I meet with all of my patients personally and interview them before allowing them to designate me as their caregiver. (I don't want to work with recreational users even if they have a mmj license.) Each patient receives approximately 12 hours of personalized "Cannabis as Therapy" education from me and I don't charge a dime for my time, only for the herb that they purchase (at a fraction of the going dispensary rate, I might add).
Each patient also receives a customized treatment plan and training in how to use the various strains and delivery options - vaporizer, edible, topical, etc. - to achieve effect relief from their symptoms. In order to be accepted as one of my patients they also agree to fill out strain evaluation forms so that we may monitor how well the drug is working and at what dosages. They also get counseling on tolerance, dependence, and addiction to make sure that they understand not only the benefits, but also the potential risks of cannabis treatment. I work with their physicians to coordinate treatment and facilitate titrating down from narcotic meds at the request of some patients.
I am concerned that your discussion on marijuana dispensaries in Fort Collins would negatively impact my chosen business model, when, in fact, it's exactly the model that is helping really sick people in dire need.
I am also concerned that by calling an emergency session, the city council is bypassing necessary and appropriate safeguards to ensure for adequate notice and public comment. This item is listed last on the agenda and quite frankly, most of my patients will be unable to stay at the meeting long enough (unmedicated) for their comments to be heard. If it were a true emergency, you would list it first on the agenda to allow them the opportunity to speak.
I do not plan on commenting at tomorrow's meeting as I think the risk of exposure is too great at this time (my face is very well known in the community from my work with non-profits). However, I am happy to meet with you in person at your convenience to share my ideas on how to improve patient and caregiver safety and prevent fraud, crime and under-age usage. A lot of lives depend on you not taking the reactionary route and "just saying no."

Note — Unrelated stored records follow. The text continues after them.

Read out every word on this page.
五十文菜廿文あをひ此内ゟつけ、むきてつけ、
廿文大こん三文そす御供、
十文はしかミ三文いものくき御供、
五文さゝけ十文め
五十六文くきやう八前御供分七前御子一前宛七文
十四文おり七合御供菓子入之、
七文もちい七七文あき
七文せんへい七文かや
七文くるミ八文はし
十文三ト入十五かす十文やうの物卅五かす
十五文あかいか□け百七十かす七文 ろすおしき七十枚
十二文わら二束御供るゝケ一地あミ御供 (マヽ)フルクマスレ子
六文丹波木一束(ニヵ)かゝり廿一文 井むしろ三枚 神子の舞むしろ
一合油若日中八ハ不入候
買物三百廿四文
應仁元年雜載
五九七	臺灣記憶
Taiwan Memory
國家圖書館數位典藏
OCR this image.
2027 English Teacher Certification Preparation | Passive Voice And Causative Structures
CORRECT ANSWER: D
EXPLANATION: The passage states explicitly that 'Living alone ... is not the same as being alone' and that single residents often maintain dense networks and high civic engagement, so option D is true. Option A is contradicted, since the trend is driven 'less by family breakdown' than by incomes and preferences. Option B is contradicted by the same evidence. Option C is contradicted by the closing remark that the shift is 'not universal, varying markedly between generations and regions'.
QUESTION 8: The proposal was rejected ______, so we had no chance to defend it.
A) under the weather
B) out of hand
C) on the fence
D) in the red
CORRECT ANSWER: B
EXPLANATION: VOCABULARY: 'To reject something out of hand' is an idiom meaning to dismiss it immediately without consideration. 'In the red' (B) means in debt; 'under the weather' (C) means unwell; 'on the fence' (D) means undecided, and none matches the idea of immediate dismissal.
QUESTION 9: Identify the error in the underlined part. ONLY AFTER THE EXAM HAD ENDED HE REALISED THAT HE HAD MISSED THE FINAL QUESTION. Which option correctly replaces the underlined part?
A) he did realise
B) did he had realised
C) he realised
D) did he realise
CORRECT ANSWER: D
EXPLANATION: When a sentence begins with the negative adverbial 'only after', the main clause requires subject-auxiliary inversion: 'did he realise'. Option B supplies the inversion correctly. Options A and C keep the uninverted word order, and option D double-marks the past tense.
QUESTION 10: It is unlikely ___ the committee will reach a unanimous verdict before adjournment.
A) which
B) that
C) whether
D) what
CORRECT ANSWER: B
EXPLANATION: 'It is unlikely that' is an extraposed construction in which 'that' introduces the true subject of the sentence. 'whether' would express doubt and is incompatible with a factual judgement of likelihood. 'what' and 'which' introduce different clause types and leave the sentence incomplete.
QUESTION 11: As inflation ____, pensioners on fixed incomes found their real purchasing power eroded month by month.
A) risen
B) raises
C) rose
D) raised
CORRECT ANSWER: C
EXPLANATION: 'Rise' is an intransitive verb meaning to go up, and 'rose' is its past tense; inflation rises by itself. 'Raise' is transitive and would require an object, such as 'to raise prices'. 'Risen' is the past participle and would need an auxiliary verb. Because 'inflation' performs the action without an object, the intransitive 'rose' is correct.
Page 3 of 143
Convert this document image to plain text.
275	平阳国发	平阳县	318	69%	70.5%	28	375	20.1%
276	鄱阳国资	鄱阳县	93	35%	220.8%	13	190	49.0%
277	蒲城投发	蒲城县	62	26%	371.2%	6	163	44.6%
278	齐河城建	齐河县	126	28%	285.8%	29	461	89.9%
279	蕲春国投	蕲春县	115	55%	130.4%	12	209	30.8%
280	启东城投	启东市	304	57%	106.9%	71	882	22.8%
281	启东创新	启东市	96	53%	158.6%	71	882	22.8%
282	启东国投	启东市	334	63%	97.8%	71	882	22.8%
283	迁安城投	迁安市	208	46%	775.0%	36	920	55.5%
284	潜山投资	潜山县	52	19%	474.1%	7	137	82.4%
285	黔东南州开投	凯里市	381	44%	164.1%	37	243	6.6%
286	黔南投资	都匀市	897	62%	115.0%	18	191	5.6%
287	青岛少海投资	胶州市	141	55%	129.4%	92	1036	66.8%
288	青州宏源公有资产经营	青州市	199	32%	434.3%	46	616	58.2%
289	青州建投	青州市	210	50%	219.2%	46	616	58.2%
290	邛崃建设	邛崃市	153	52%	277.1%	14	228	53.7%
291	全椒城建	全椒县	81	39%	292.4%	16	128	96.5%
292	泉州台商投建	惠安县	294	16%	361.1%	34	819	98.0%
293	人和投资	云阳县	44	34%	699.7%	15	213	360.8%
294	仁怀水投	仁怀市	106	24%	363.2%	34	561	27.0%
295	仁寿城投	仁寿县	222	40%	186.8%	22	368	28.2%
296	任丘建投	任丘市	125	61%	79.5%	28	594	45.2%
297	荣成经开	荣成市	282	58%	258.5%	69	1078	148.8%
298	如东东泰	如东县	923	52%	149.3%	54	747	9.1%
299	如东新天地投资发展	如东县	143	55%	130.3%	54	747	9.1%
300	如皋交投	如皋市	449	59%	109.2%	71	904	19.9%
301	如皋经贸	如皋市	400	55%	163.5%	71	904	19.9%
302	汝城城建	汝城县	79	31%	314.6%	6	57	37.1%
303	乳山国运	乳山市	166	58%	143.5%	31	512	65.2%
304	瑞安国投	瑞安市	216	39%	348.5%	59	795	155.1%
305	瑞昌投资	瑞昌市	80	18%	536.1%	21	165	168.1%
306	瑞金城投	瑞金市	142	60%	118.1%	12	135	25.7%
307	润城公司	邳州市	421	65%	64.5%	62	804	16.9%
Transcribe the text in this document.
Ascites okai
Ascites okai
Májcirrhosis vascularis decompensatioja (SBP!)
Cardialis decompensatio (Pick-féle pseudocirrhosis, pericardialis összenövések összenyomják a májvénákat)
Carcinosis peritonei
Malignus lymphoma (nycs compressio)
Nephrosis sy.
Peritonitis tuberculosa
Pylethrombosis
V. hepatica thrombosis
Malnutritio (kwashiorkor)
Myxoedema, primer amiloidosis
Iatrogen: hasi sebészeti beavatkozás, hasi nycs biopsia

In summary, I hope you'll consider the following:
• This is NOT an emergency and normal resolution processes should be followed. • The emergency session will eliminate comments from those most affected by your proposed changes. • Standards for who can own and operate a medical cannabis business seem warrantedif evidence exists that criminals are involved - please provide details. • Regulations that allow for safe growing conditions, safety, and environmental compliance seem warranted. • Misguided regulations limiting the number of such businesses or where they can be located will only push the industry back underground, deprive the city of needed tax revenue, and put real patients at risk.